2) Survival parents - who cannot understand how we have the energy or personal resources to spend long periods of time with our children, and who abandon most of their principles in attempt to obtain a quiet life. I have quite a few good Christian friends here - and the problem is, they can get quite defensive and see the way we are living as a criticism of them, even if we say nothing. If I was to talk to such a friend whilst tired or discouraged, they would probably tell me I should just put the children in daycare and have some 'me time'.
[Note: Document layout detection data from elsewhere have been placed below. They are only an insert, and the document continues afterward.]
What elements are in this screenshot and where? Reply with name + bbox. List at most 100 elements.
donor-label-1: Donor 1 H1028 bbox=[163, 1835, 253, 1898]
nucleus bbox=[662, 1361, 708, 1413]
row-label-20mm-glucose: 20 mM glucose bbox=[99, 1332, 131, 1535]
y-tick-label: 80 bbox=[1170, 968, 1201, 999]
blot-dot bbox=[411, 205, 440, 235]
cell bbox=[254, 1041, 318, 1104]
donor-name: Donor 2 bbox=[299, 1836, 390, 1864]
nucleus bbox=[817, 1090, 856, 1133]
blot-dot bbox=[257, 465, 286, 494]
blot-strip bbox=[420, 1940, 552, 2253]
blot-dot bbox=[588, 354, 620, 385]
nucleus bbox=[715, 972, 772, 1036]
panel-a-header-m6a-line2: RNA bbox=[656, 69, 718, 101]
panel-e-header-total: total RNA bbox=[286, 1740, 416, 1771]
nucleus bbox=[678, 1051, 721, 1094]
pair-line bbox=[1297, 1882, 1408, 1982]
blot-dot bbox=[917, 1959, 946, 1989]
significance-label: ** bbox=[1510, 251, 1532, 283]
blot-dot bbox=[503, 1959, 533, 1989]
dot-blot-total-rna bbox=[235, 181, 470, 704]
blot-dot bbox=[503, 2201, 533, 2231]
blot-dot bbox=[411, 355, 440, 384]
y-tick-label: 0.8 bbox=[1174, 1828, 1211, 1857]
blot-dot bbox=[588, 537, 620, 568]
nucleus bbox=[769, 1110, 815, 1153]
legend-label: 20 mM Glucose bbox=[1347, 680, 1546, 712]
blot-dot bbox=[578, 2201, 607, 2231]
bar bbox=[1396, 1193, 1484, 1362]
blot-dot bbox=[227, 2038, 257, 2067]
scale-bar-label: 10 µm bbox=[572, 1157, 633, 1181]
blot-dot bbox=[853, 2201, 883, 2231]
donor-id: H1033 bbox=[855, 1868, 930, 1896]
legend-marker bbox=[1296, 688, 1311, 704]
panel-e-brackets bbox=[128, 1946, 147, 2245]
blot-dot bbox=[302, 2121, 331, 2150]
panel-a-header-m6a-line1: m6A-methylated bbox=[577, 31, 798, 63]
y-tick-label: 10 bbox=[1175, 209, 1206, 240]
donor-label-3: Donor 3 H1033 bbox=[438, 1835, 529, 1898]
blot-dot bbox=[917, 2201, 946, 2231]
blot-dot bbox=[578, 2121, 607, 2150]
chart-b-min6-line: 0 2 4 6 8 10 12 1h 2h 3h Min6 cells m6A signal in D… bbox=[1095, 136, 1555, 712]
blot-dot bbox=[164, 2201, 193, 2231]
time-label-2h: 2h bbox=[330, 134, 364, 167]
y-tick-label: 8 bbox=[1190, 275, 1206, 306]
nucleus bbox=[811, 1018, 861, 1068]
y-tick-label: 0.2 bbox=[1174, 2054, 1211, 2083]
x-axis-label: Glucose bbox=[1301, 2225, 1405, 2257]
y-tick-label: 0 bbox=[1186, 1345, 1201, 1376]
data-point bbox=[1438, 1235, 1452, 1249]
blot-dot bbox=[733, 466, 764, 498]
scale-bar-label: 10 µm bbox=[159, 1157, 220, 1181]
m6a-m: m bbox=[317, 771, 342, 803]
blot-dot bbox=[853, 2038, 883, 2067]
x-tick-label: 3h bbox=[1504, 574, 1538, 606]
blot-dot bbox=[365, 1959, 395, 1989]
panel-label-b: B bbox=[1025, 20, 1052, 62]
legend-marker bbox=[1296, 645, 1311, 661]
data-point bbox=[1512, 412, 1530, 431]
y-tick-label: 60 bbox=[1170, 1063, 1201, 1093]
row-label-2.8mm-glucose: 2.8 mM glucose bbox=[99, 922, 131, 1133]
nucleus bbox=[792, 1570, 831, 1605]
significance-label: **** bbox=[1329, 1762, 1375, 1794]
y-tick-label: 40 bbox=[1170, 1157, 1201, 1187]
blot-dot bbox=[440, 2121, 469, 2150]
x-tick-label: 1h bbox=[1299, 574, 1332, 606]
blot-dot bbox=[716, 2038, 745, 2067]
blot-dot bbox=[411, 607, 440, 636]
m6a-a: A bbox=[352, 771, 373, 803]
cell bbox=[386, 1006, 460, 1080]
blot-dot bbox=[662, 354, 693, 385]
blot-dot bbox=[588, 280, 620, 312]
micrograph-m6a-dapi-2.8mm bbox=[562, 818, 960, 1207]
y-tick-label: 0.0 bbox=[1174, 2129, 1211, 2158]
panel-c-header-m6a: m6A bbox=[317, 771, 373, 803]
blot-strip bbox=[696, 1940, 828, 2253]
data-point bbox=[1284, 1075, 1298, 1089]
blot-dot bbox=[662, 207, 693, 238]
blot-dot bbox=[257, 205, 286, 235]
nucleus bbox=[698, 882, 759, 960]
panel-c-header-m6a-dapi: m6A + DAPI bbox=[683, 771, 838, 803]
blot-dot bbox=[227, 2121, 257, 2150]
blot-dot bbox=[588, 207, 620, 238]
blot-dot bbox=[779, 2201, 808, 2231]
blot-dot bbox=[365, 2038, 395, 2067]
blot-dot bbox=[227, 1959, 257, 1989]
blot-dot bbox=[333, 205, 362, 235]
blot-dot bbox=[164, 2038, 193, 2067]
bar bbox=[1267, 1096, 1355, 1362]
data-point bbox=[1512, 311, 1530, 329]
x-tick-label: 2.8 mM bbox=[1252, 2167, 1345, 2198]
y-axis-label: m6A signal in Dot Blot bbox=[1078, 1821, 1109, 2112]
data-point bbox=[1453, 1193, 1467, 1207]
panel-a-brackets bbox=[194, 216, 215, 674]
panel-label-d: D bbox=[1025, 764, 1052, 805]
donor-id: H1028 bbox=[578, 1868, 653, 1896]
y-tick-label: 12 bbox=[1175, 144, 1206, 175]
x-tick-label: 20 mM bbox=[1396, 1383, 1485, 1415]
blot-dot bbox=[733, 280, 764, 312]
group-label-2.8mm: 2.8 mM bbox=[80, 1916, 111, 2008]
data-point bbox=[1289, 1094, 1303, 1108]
3) Workaholics, who may start a conversation about 'life-work balance' but who in fact are looking for a way that enables them to work full time and have somebody else do the bulk of the childcare. I was at a meeting at work last week where I came across this type of attitude a lot. An ideal arrangement would be a creche on-site at one's workplace which opened at 7am and closed at 8pm. I don't see that as a balance.

There are probably others, but these are the three I am struggling with right now.

I have several sources of support too:

1) A husband with whom I am completely united in our goals for our family;
2) Writing this blog, to enable me to reflect and process
3) A couple of women I see as mentors (although they are not geographically close)
4) A local Christian home education group which has just started, for purposes of encouragement
5) A wider local home education network

But the problem is, with young children who need a lot of attention and input, having any kind of meaningful conversation has been difficult for the past couple of years. Unless you join in with us, walk alongside us, are willing to have frequent interruptions and an occasional raincheck, it really is not easy at all. Overseas, we lived in community, and this happened seamlessly. In the UK, nobody really has time to live alongside others, or our culture is not set up to do so, or maybe it isn't a priority. People in general are too busy, rushing from one activity to the next, often paradoxically with the aim of increasing the socialisation (or other development) of their children. I don't have close family, and again often feel unsupported and misunderstood there.

What are your experiences? Where do you turn for encouragement? What do you do on the tiring, lonely days? I'd love to hear from you!